Left ventricular diastole (filling) is a complex process with many features and coupled compensatory mechanisms which coordinate to maintain optimal filling and ejection of the left ventricle. Diastolic filling is controlled by the left ventricular recoil, relaxation, and compliance as well as atrial and ventricular pressures making left ventricular diastolic dysfunction very difficult to understand and diagnose. An improved understanding of these unique flows is important to both the fundamental mechanics of the cardiac diastolic filling as well as the development of novel and accurate diagnostic techniques.

This work includes studies of in-vivo and in-vitro vortex rings. Vortex rings created in the left ventricle past the mitral valve during diastole are produced in a confined domain and are influenced by the left ventricular walls.

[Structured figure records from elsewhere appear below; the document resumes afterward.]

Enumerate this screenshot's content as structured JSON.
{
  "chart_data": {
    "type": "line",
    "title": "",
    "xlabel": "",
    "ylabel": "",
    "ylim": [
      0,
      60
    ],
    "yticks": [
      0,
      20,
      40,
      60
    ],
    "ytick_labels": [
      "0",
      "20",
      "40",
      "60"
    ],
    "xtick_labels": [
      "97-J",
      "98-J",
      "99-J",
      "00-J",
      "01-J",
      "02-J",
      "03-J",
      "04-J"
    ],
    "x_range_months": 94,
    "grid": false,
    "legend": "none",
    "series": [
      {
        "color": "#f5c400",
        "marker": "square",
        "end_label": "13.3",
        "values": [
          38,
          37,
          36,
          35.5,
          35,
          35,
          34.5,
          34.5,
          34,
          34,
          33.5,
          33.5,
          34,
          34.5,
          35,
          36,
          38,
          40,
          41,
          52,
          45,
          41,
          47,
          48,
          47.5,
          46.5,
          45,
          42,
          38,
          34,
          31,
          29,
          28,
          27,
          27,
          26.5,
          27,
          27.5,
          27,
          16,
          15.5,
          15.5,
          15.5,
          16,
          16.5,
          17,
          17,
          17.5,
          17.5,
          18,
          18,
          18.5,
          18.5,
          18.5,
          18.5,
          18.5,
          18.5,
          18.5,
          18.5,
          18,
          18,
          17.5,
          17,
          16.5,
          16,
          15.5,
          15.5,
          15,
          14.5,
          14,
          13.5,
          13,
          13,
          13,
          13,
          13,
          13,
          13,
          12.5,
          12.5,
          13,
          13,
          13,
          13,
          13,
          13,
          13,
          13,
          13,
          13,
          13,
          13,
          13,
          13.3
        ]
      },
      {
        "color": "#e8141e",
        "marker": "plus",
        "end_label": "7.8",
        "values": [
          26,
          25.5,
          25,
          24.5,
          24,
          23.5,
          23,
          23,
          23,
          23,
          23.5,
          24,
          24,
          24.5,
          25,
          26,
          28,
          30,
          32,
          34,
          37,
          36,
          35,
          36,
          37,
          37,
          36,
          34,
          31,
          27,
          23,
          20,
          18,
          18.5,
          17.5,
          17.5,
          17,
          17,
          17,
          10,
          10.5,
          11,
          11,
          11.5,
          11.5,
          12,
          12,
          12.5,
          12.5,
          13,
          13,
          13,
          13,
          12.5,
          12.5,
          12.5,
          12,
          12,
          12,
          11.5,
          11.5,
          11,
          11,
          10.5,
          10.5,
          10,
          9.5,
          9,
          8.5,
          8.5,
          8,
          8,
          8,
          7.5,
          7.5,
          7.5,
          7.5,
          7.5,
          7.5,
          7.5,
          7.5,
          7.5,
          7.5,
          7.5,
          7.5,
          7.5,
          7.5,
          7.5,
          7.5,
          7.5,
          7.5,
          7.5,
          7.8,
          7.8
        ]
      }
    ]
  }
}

Therefore, an in-vitro analysis of the formation and decay of vortex rings within confined cylindrical domains using particle image velocimetry was conducted. Varying mechanisms of vortex ring breakdown were observed over a wide range of Reynolds numbers, and an analytical model for vortex ring circulation decay of laminar vortex rings was developed. Also, in this work a novel method for analyzing color M-mode echocardiography data using a newly developed automated algorithm is introduced which examines the pressure gradients and velocities within the left ventricle. From this analysis, a new diagnostic filling parameter is introduced which displays a greater probability of detection of diastolic dysfunction over the conventionally used diagnostic parameter.